Mariya Jeliazova for Manager: Trust must go both ways – from leader to team, and from team to leader
18.01.2022 Share +
The great collaboration between people within our team comes from the ability to have open discussions, share ideas and from our willingness to help one another once we learn our strengths and weaknesses. More on team culture and the importance of being socially responsible shares our Comms Driver - Mariya Jeliazova, for Manager magazine. See for yourself:
- What is the secret to building and managing a well-performing and close team?
- I don’t think we can talk about a recipe that gives you the products, the order you need to put them in and how to prepare them – there is no secret ingredient. It’s a constant process of improvement, mistakes, active listening, understanding, empathy, mutual learning and realizing the power of what we can achieve together. I’m happy to work in a team that is very diverse in terms of personality types, experience, talents. The great collaboration between us comes from our ability to have open discussions, share ideas and from our willingness to help one another once we learn our strengths and weaknesses. Being close is possible only if there is trust. And it must go both ways – from leader to team, and from team to leader. Building trust is the result of open communication about responsibilities, expectations and priorities. I remember when I first joined TBI, one colleague in my team couldn’t hide their skepticism towards me and my ability to work well with them. What is more, this coincided with the first lockdown and our interactions were strictly online. Eventually, after months of extensive conversations, collaborating on projects and some challenging situations, presently I can count on this person 100% and they can count on me. “The breaking point” came when they realized I am a source of support instead of control. The lesson I learned, once again, is that open communication and perseverance do yield results.
- How important is it that a company is socially responsible and supports projects that benefit society?
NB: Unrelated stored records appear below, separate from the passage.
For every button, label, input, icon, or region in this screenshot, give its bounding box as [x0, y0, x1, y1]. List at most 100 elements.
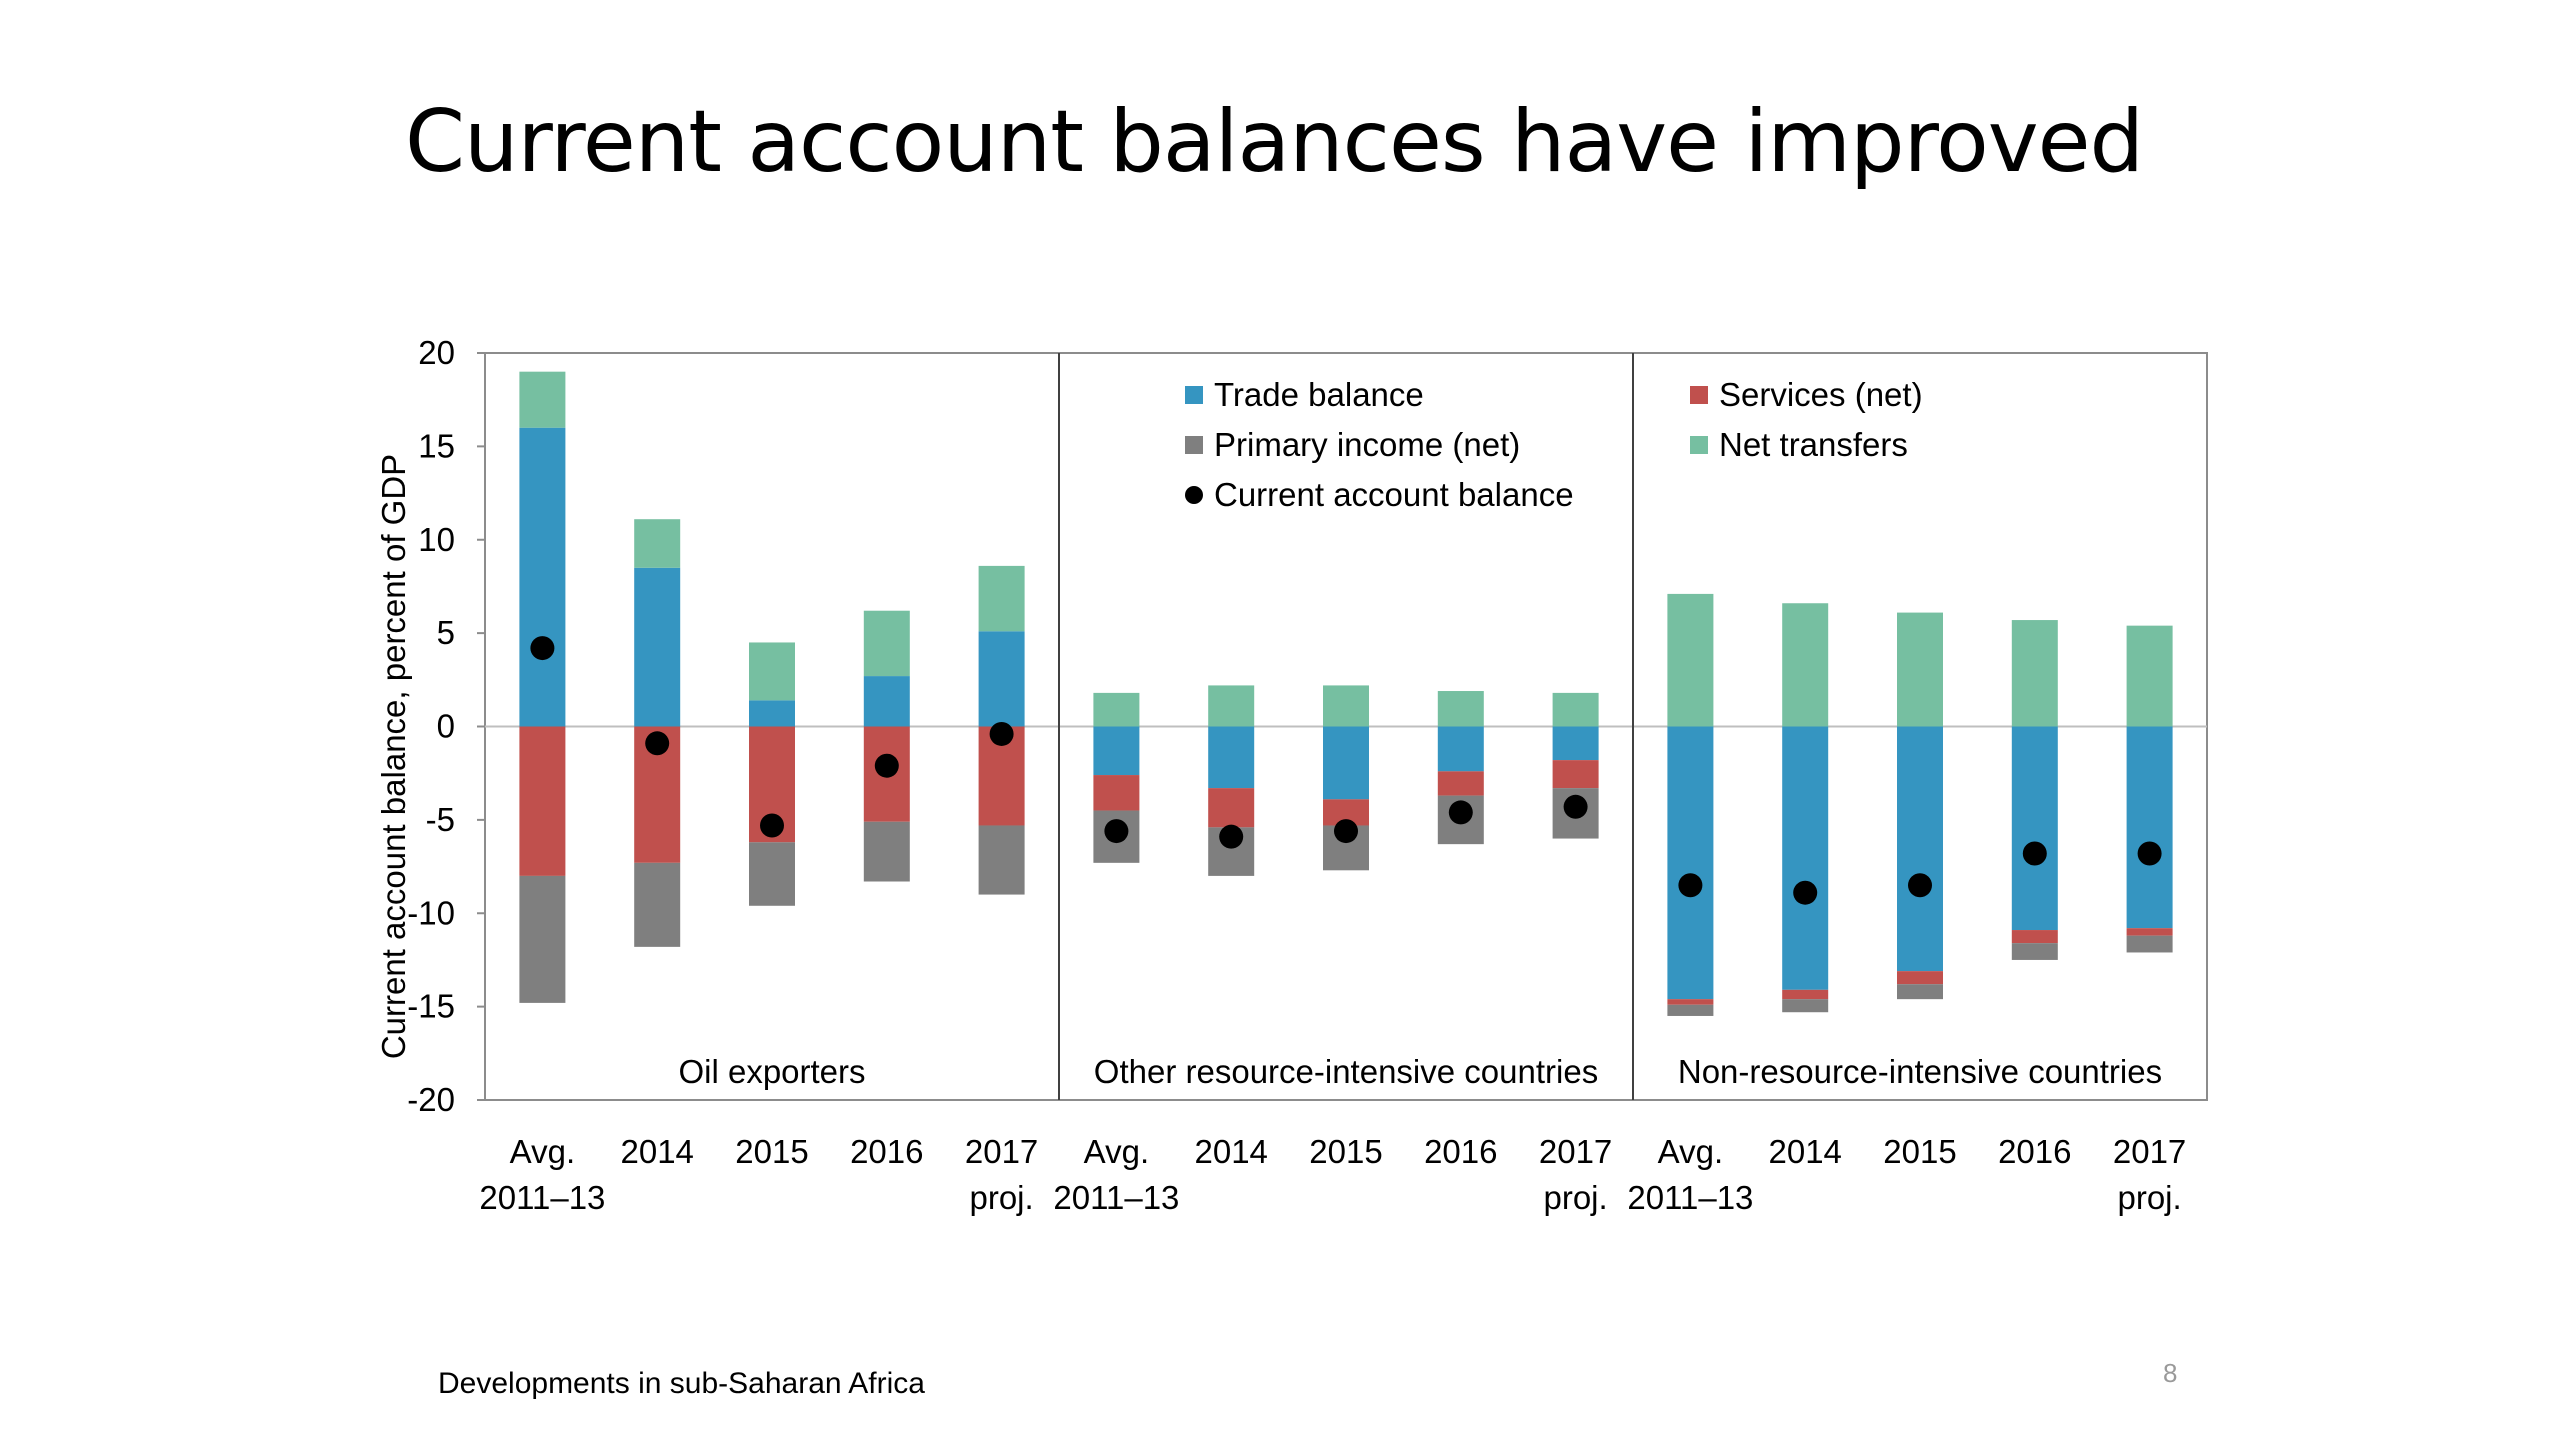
bar-transfers — [1782, 603, 1829, 727]
bar-transfers — [1667, 593, 1714, 727]
y-tick-label: 20 — [418, 334, 455, 371]
bar-transfers — [863, 610, 910, 677]
bar-transfers — [1208, 685, 1255, 727]
x-tick-label: Avg. — [510, 1133, 575, 1170]
y-tick-label: -15 — [407, 988, 455, 1025]
page-number: 8 — [2163, 1358, 2178, 1388]
legend-marker-ca — [1185, 486, 1203, 504]
x-tick-label: 2011–13 — [1627, 1179, 1753, 1216]
x-tick-label: 2011–13 — [479, 1179, 605, 1216]
bar-trade — [519, 427, 566, 727]
bar-trade — [749, 700, 795, 727]
x-tick-label: proj. — [2117, 1179, 2181, 1216]
panel-label: Non-resource-intensive countries — [1678, 1053, 2162, 1090]
ca-point — [1793, 880, 1818, 905]
bar-trade — [634, 567, 681, 727]
ca-point — [645, 731, 670, 756]
y-axis-label: Current account balance, percent of GDP — [375, 454, 412, 1059]
x-tick-label: 2017 — [2113, 1133, 2186, 1170]
bar-primary — [749, 842, 795, 906]
bar-primary — [1782, 999, 1829, 1013]
bar-services — [2126, 928, 2173, 936]
bar-transfers — [1093, 692, 1140, 727]
bar-services — [1552, 760, 1599, 789]
bar-trade — [2126, 726, 2173, 929]
bar-trade — [1093, 726, 1140, 776]
x-tick-label: proj. — [1543, 1179, 1607, 1216]
bar-services — [2011, 930, 2058, 944]
ca-point — [1334, 819, 1358, 844]
ca-point — [760, 813, 784, 838]
bar-services — [1093, 775, 1140, 811]
bar-transfers — [749, 642, 795, 701]
legend-marker-services — [1690, 386, 1708, 404]
ca-point — [1678, 873, 1703, 898]
bar-transfers — [1323, 685, 1369, 727]
x-tick-label: 2014 — [1768, 1133, 1841, 1170]
ca-point — [874, 753, 899, 778]
bar-trade — [1208, 726, 1255, 789]
bar-transfers — [2011, 620, 2058, 727]
y-tick-label: -10 — [407, 894, 455, 931]
legend-marker-transfers — [1690, 436, 1708, 454]
x-tick-label: 2014 — [1194, 1133, 1267, 1170]
bar-trade — [1897, 726, 1943, 972]
bar-transfers — [1552, 692, 1599, 727]
legend-label-transfers: Net transfers — [1719, 426, 1908, 463]
bar-trade — [978, 631, 1025, 727]
legend-label-primary: Primary income (net) — [1214, 426, 1520, 463]
x-tick-label: Avg. — [1084, 1133, 1149, 1170]
bar-services — [519, 726, 566, 876]
bar-transfers — [1897, 612, 1943, 727]
bar-primary — [519, 875, 566, 1003]
x-tick-label: Avg. — [1658, 1133, 1723, 1170]
x-tick-label: 2015 — [1883, 1133, 1956, 1170]
ca-point — [989, 721, 1014, 746]
y-tick-label: -5 — [426, 801, 455, 838]
panel-label: Other resource-intensive countries — [1094, 1053, 1598, 1090]
y-tick-label: -20 — [407, 1081, 455, 1118]
ca-point — [1104, 819, 1129, 844]
bar-trade — [863, 676, 910, 727]
ca-point — [1448, 800, 1473, 825]
ca-point — [1908, 873, 1932, 898]
panel-label: Oil exporters — [678, 1053, 865, 1090]
bar-services — [1782, 989, 1829, 1000]
legend-label-services: Services (net) — [1719, 376, 1923, 413]
bar-services — [1208, 788, 1255, 828]
x-tick-label: 2015 — [735, 1133, 808, 1170]
y-tick-label: 10 — [418, 521, 455, 558]
x-tick-label: 2017 — [965, 1133, 1038, 1170]
x-tick-label: 2016 — [1424, 1133, 1497, 1170]
x-tick-label: 2015 — [1309, 1133, 1382, 1170]
bar-trade — [1667, 726, 1714, 1000]
y-tick-label: 5 — [437, 614, 455, 651]
bar-primary — [1897, 984, 1943, 1000]
ca-point — [1563, 794, 1588, 819]
legend-marker-trade — [1185, 386, 1203, 404]
bar-trade — [1552, 726, 1599, 761]
legend-marker-primary — [1185, 436, 1203, 454]
ca-point — [530, 636, 555, 661]
ca-point — [2137, 841, 2162, 866]
bar-transfers — [634, 519, 681, 568]
y-tick-label: 15 — [418, 427, 455, 464]
bar-primary — [1667, 1004, 1714, 1016]
bar-services — [1897, 971, 1943, 985]
bar-primary — [2011, 943, 2058, 960]
x-tick-label: 2016 — [1998, 1133, 2071, 1170]
footer-text: Developments in sub-Saharan Africa — [438, 1367, 925, 1400]
bar-primary — [634, 862, 681, 947]
bar-transfers — [519, 371, 566, 428]
bar-trade — [1323, 726, 1369, 800]
ca-point — [2022, 841, 2047, 866]
bar-primary — [978, 825, 1025, 895]
x-tick-label: 2014 — [620, 1133, 693, 1170]
x-tick-label: 2017 — [1539, 1133, 1612, 1170]
y-tick-label: 0 — [437, 708, 455, 745]
bar-trade — [1782, 726, 1829, 990]
bar-primary — [863, 821, 910, 882]
bar-transfers — [1437, 691, 1484, 727]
- Every company is a community of people who are the driver of the culture and the values prevalent in the organization. If the management supports the people in this community in taking the time to share their ideas for charity causes, give them access to internal communication channels to inform their colleagues, then being socially responsible takes human instead of corporate form. This is exactly our model at TBI – everyone is free to share an initiative or a story that touched them and can urge their teammates to join in. There are dozens of charitable causes we support in one way or another. Among them are the purchase of a utensils sterilizer for hearing-impaired children, providing food products for the elderly, collecting children’s books for foster care establishments, improving the urban landscape by planting trees, changing the paint of children’s playgrounds and many more. Among the most recent ones was the participation of over 50 colleagues and partners in the annual charity Run2Gether event supporting people with disabilities. The impressive part is that after a colleague mentioned the cause, in just one week we managed to get this great number of participants (we were, in fact, among the biggest company teams). Apart from informing people and encouraging them to take part, the company covered participation fees and used the amount for the construction of an adapted career hub giving people of different abilities more professional opportunities.
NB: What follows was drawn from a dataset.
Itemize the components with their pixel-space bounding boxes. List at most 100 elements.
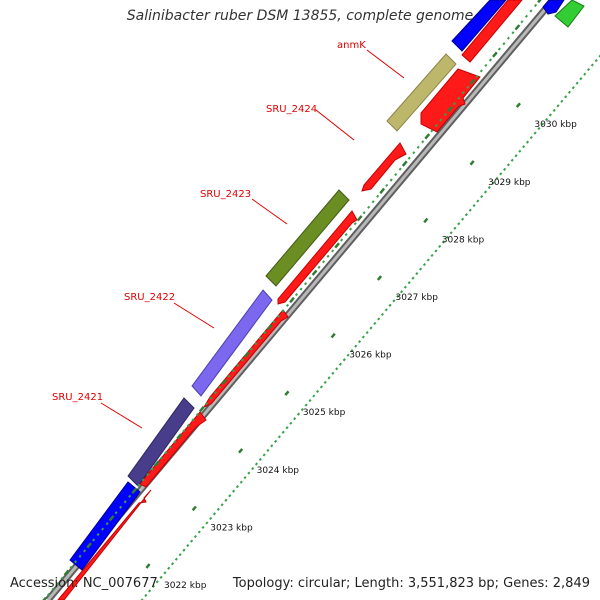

- If you are an advocate for a charity cause, please tell us about it.
- Every charitable cause needs its advocates. I personally take part in different initiatives, one way or another. The ones of “One Percent Change” are especially moving to me because the organization’s model of doing diverse causes every month that are measurable, could be completed in a short period and have a long-term impact is extremely sustainable. The bigger goal is to change attitudes and help people realize that charitable giving is not a single act and if it turns into a habit, we will see a positive long-term change.
- What three qualities of a responsible business leader do you have?
- Personally, as well as professionally: prioritization, the ability to value and celebrate small victories so you could be motivated for bigger ones and being there for my team whenever they need my support.
- What and who do you turn to in difficult moments?
- Mostly to my family and friends, as well as to a few people I consider mentors. And, of course, to myself and my belief that, as long as we are physically and mentally well, we can find a solution to even the most complex problem.